In savings of time on the road, where not only fewer trips played a role, but also the time saved getting from point A to point B due to less traffic, benefits differed across municipalities. Cape Town experienced the biggest time saving of 36 hours, followed by Johannesburg and Polokwane at 33 hours, then Tshwane, Ekurhuleni and eThekwini at 31 hours, and Rustenburg at 28 hours. 

Across the country, the trend during lockdown was greater use of smaller vehicles, particularly by households with more than one vehicle. In Johannesburg, the shift was from 65% before lockdown to 70% during lockdown of travel being done in small vehicles. Durban experienced a similar shift from 66% to 70%, while Tshwane went from 58% to 62%. For Cape Town, which has the greatest use of smaller vehicles, the shift was from 71% to 73%.

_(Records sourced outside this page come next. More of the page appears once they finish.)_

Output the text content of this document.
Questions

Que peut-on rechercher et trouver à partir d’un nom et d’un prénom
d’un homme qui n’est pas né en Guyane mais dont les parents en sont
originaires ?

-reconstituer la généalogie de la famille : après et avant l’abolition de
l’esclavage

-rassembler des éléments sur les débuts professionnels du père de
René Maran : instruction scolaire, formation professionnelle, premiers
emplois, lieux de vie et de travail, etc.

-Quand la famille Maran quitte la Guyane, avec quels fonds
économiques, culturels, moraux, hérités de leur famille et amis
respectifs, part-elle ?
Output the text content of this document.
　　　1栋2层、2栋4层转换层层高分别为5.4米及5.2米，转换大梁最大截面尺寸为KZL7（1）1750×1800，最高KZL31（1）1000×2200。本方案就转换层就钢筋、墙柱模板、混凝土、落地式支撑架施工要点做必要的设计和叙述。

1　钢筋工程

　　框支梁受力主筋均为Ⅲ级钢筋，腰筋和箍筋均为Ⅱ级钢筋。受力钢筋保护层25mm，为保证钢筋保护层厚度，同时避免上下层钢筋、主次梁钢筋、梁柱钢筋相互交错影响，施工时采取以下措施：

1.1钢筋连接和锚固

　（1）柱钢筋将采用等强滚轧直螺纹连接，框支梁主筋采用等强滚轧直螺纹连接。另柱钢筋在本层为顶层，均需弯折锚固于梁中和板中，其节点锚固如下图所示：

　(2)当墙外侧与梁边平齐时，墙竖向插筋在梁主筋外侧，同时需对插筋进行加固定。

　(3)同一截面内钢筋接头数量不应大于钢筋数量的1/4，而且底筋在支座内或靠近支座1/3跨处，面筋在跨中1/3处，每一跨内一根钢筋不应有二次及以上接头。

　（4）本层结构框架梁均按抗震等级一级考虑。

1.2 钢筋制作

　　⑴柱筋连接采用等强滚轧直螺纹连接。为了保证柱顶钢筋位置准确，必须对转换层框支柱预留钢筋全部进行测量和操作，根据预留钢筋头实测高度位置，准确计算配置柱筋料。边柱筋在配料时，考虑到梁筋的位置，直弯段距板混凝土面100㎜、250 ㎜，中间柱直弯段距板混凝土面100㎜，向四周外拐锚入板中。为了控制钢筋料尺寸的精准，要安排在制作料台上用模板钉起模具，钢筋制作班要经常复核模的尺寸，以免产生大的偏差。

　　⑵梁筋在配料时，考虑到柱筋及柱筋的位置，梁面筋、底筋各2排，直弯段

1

 “With many vehicles standing idle during lockdown it is not surprising that motorists have saved a lot of time and money during this period,” says Michael du Preez, Executive: Product and Marketing at Tracker South Africa. “Unfortunately, with travel significantly curtailed, many motorists would not have been able to take advantage of savings from the record fuel price decrease during April, which was close to R2 for petrol and more than R1 for diesel.” 

“While many private individuals might not have been able to take advantage of the fuel price decrease during April, the drop might have provided some relief to a few commercial operators,” says Linda Reid, Head of Data for Lightstone. “While probably not enough to make a substantial difference to the negative economic impact of the lockdown for companies, which we are already picking up in the data, perhaps this was a little helpful in containing costs for some. Distances travelled by panel vans are down from 2350km to 750km, while distances travelled by trucks are down from 3100km to 1100km. The impact on small businesses can be clearly seen in the distances driven by bakkies, which are down from 2200km to 700km.”